Article: Risks Run High When Antipsychotics Are Prescribed for Dementia
Source: Scott Hensley, March 18, 2015, National Public Radio
Best Practices in Adult Day Care
Adult day care staff should be aware of any medications a client is using that may affect cognition or lead to an adverse event. Older adults with dementia are susceptible to dehydration, which can affect drug absorption rates. Some medications can increase the risk of falls while others affect cognition. Weight loss and extremely low body fat can also decrease the effectiveness of some drugs. If you notice a change in cognition or behavior, report your observations to your supervisor so a comprehensive evaluation can be completed.
In Florida, adult day care staff are allowed to “supervise self-administered medication” which means:
- Reminding participants to take medication at the time indicated on the prescription
- Opening or closing medication containers or assisting in the opening of pre-packaged medication
- Reading the medication label to participants
- Observing participants while they take medication
- Checking the self-administered dosage against the label of the container
- Reassuring participants that they have obtained and are taking the dosage as prescribed
- Keeping daily records of when participants received supervision
- Immediately reporting apparent adverse effects on a participant’s condition to the participant’s physician and responsible person (O’Keeffe et al, 2014)
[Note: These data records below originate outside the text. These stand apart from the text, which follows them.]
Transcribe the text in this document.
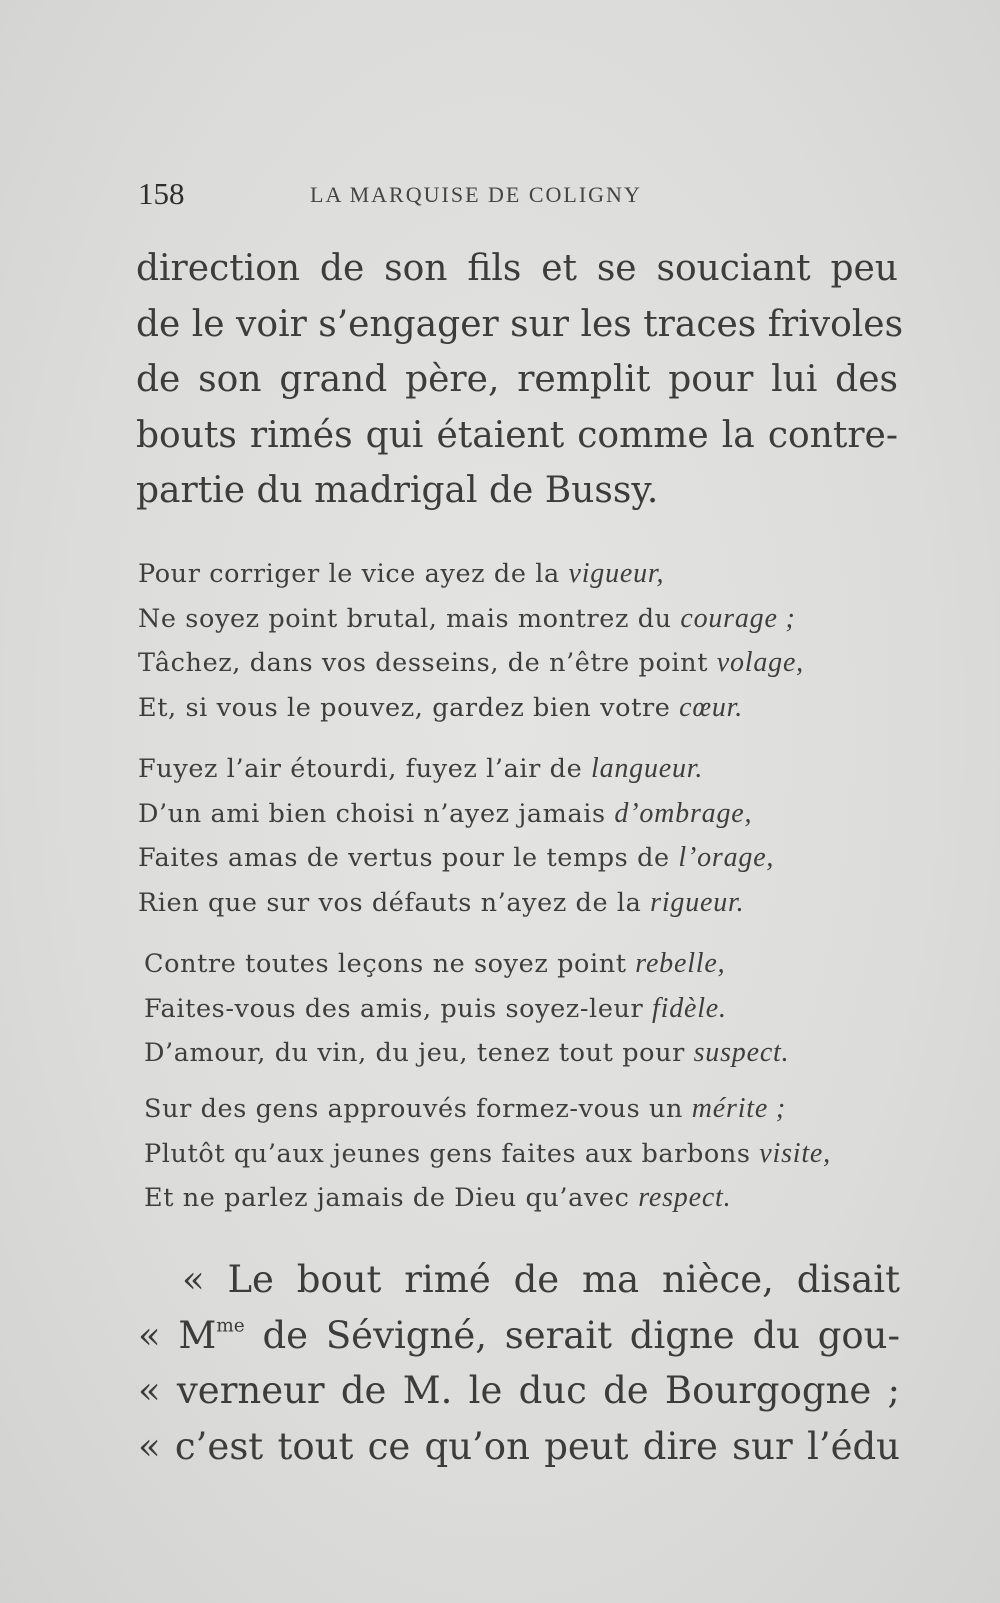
158	LA MARQUISE DE COLIGNY
direction de son fils et se souciant peu
de le voir s’engager sur les traces frivoles
de son grand père, remplit pour lui des
bouts rimés qui étaient comme la contre-
partie du madrigal de Bussy.
Pour corriger le vice ayez de la vigueur,
Ne soyez point brutal, mais montrez du courage ;
Tâchez, dans vos desseins, de n’être point volage,
Et, si vous le pouvez, gardez bien votre cœur.
Fuyez l’air étourdi, fuyez l’air de langueur.
D’un ami bien choisi n’ayez jamais d’ombrage,
Faites amas de vertus pour le temps de l’orage,
Rien que sur vos défauts n’ayez de la rigueur.
Contre toutes leçons ne soyez point rebelle,
Faites-vous des amis, puis soyez-leur fidèle.
D’amour, du vin, du jeu, tenez tout pour suspect.
Sur des gens approuvés formez-vous un mérite ;
Plutôt qu’aux jeunes gens faites aux barbons visite,
Et ne parlez jamais de Dieu qu’avec respect.
« Le bout rimé de ma nièce, disait
« $M^{me}$ de Sévigné, serait digne du gou-
« verneur de M. le duc de Bourgogne ;
« c’est tout ce qu’on peut dire sur l’édu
Supervision of self-administered medication must not be construed to mean that a center shall provide such supervision to participants who are capable of administering their own medication (O’Keeffe et al., 2014).
No client who requires medication during the time spent at the center and who is incapable of self-administration can be admitted or retained unless there is a person licensed according to Florida law to administer medications. A physician, advanced registered nurse practitioner, dentist, licensed practical nurse, RN, or physician’s assistant can administer medications (O’Keeffe et al., 2014).